If cell A1 is date from last year and cell A2 is current date you would do the formula as follows:
In cell A3 you would do a subtraction of the 2 cells and then format the cell as a number. This would give you number of days so we could make it a monthly figure by dividing by 30. Your formula would look like this:
=SUM(B1-A1)/30
Ensure that you have formated the cell as a number.

This cell would round at the moment and for your purposes you would want excel to always round down and never up. So you will need to do a further formula in cell D1 to force a round down. our formula would look like this =ROUNDDOWN(C1,0)

Hope that helps.
David


 

Excel tip:

Hide data in Excel Worksheets

Let's say you have some data in cell 'C5' you would like to hide from the casual viewer.

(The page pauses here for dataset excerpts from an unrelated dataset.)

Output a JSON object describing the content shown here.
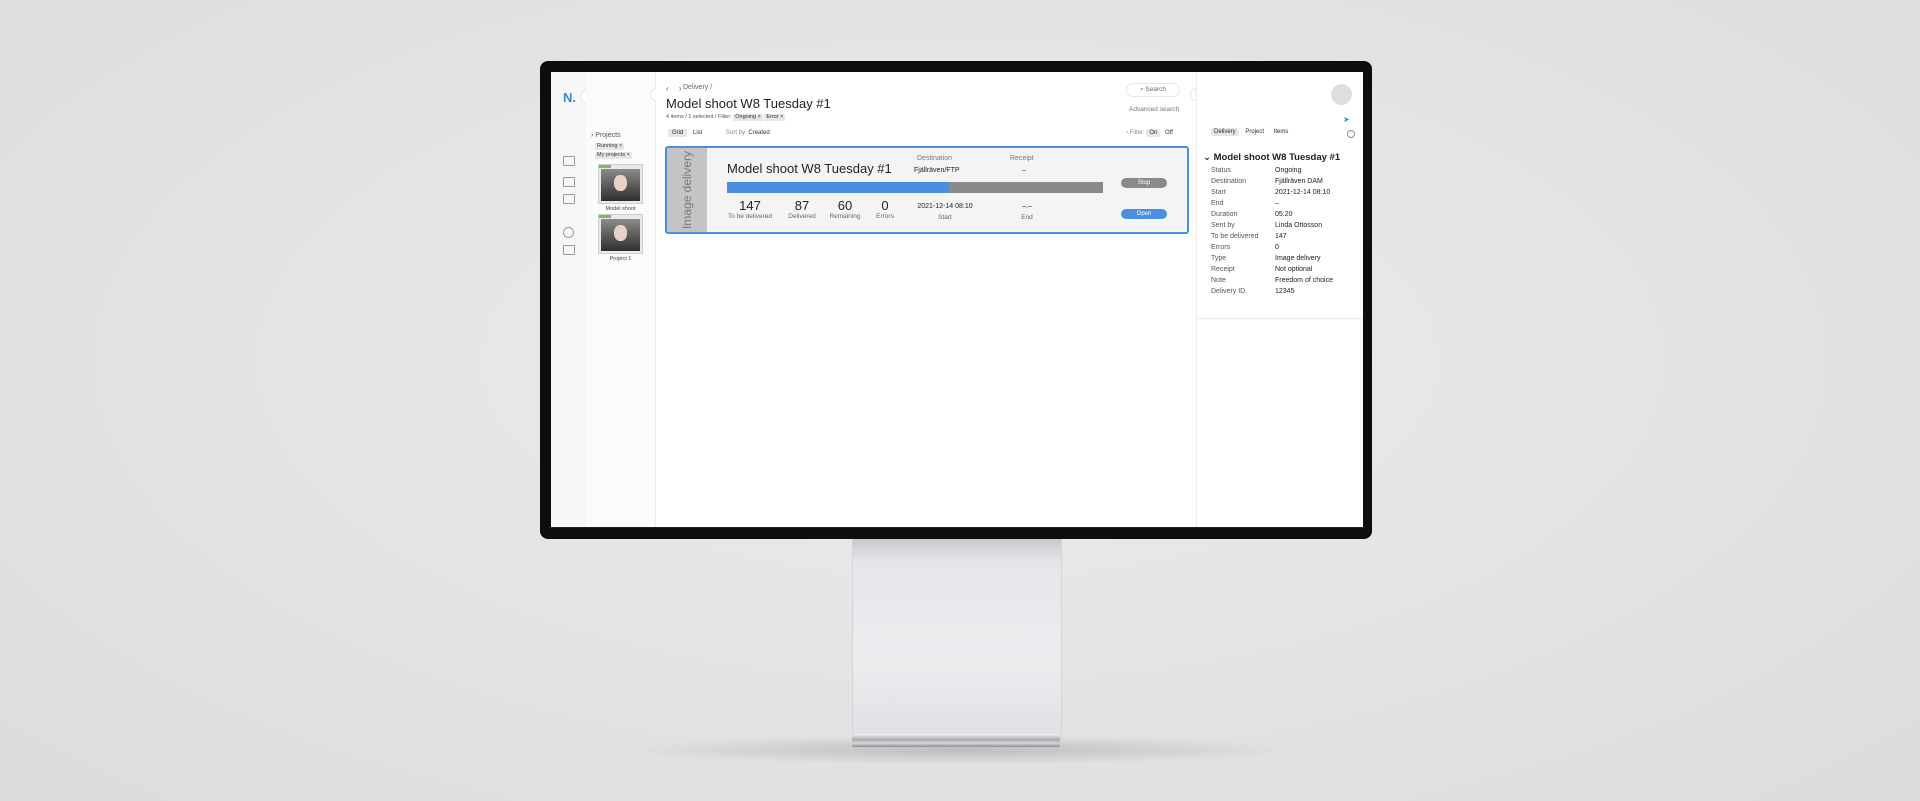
{
  "app": {
    "logo": "N."
  },
  "sidebar": {
    "projects_label": "Projects",
    "filters": [
      "Running ×",
      "My projects ×"
    ],
    "items": [
      {
        "label": "Model shoot"
      },
      {
        "label": "Project 1"
      }
    ]
  },
  "main": {
    "breadcrumb": "Delivery /",
    "title": "Model shoot W8 Tuesday #1",
    "subtitle": "4 items / 1 selected / Filter:",
    "filter_chips": [
      "Ongoing ×",
      "Error ×"
    ],
    "views": [
      "Grid",
      "List"
    ],
    "active_view": "Grid",
    "sort_by_label": "Sort by:",
    "sort_by_value": "Created",
    "search_label": "Search",
    "advanced_search": "Advanced search",
    "filter_label": "Filter:",
    "filter_on": "On",
    "filter_off": "Off"
  },
  "card": {
    "side_label": "Image delivery",
    "title": "Model shoot W8 Tuesday #1",
    "destination_label": "Destination",
    "destination_value": "Fjällräven/FTP",
    "receipt_label": "Receipt",
    "receipt_value": "–",
    "progress": 0.59,
    "stats": [
      {
        "value": "147",
        "label": "To be delivered"
      },
      {
        "value": "87",
        "label": "Delivered"
      },
      {
        "value": "60",
        "label": "Remaining"
      },
      {
        "value": "0",
        "label": "Errors"
      }
    ],
    "start_value": "2021-12-14 08:10",
    "start_label": "Start",
    "end_value": "–.–",
    "end_label": "End",
    "stop_label": "Stop",
    "open_label": "Open"
  },
  "panel": {
    "tabs": [
      "Delivery",
      "Project",
      "Items"
    ],
    "active_tab": "Delivery",
    "heading": "Model shoot W8 Tuesday #1",
    "rows": [
      {
        "k": "Status",
        "v": "Ongoing"
      },
      {
        "k": "Destination",
        "v": "Fjällräven DAM"
      },
      {
        "k": "Start",
        "v": "2021-12-14 08:10"
      },
      {
        "k": "End",
        "v": "–"
      },
      {
        "k": "Duration",
        "v": "05:20"
      },
      {
        "k": "Sent by",
        "v": "Linda Ottosson"
      },
      {
        "k": "To be delivered",
        "v": "147"
      },
      {
        "k": "Errors",
        "v": "0"
      },
      {
        "k": "Type",
        "v": "Image delivery"
      },
      {
        "k": "Receipt",
        "v": "Not optional"
      },
      {
        "k": "Note",
        "v": "Freedom of choice"
      },
      {
        "k": "Delivery ID",
        "v": "12345"
      }
    ]
  },
  "colors": {
    "accent": "#4a8ee0",
    "bar_bg": "#8a8a8c",
    "bezel": "#0d0d0d"
  }
}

Click cell 'C5' to select it.

Click the 'Format' menu, select 'Cells'. When the 'Format Cells' dialogue box opens, click the 'Numbers' tab (if necessary), then select 'Custom' from the 'Category' list.

Double-click the 'Type' entry box and type three semi-colons: ";;;"

Click 'OK' to close the dialogue box and accept the new formatting.

The data in cell 'C5' disappears. It's still there and will work in calculations, but it isn't visible.